「エゴン・シーレ展カタログ」
「私は、今日1913年1月8日に明言いたします。この世でだれも愛してはいません、と。ヴァリー」
シーレのミューズ、あの有名な、そして私にとって特別な「死と処女(おとめ)」のモデルとなったヴァリー。彼女については詳細な記録は残されていなくて、けれど一度だけ、シーレのスケッチブックの中に自分の言葉を書き込んでいる。それが、この一文。冗談めかして言っている言葉らしいけれど・・・。

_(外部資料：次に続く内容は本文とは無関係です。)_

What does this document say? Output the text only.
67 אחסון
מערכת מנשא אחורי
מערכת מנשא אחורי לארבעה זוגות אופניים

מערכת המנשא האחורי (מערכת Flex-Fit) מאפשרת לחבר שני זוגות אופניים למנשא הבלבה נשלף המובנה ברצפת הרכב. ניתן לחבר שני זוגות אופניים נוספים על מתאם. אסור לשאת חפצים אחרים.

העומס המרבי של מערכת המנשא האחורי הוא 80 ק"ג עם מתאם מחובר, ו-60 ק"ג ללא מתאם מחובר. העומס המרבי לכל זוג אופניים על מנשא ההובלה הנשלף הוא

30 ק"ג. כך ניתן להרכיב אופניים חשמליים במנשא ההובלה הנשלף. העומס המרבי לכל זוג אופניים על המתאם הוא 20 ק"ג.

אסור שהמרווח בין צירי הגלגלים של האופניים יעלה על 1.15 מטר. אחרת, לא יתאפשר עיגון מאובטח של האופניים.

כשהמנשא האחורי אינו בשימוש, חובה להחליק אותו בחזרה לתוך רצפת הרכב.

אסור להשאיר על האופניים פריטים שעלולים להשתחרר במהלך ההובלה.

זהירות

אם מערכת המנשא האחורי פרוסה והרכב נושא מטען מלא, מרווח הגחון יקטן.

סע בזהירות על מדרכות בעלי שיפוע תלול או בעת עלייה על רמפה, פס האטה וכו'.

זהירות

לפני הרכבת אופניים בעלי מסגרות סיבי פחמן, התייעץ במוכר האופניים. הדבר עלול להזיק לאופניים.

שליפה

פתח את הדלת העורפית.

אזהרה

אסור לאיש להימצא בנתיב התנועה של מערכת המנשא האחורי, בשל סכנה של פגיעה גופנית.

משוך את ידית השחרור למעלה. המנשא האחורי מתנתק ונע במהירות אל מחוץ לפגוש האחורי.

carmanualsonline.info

1991年のシーレ展カタログを手に入れて、初めて知った。「悲しみの女」のページにあっ た。そこには続けて次のような言葉がある。
「シーレとの生活で資料として残されたヴァリー側からの積極的な表現が、このことばだけであったこともまた象徴的で、痛切な事実である」
冗談であろうとなかろうと、とっさに書いた一文であろうと、この世でだれも愛してはいない、という言葉を綴るヴァリーに、きっとシーレは魅せられたのだろうな、と思う。そのひとをかわいがりたい、という情熱とは違う種類の情熱だっただろうけれど。
軽井沢は紅葉シーズン。木々の色が、おそらく同じ色は何一つとしてない葉が、とても美しいです。
早朝などはずいぶん冷たくて、車の外気温表示「5℃」などに、マイナスになる日がもうすぐそこまで来ていることを知らされるのでした。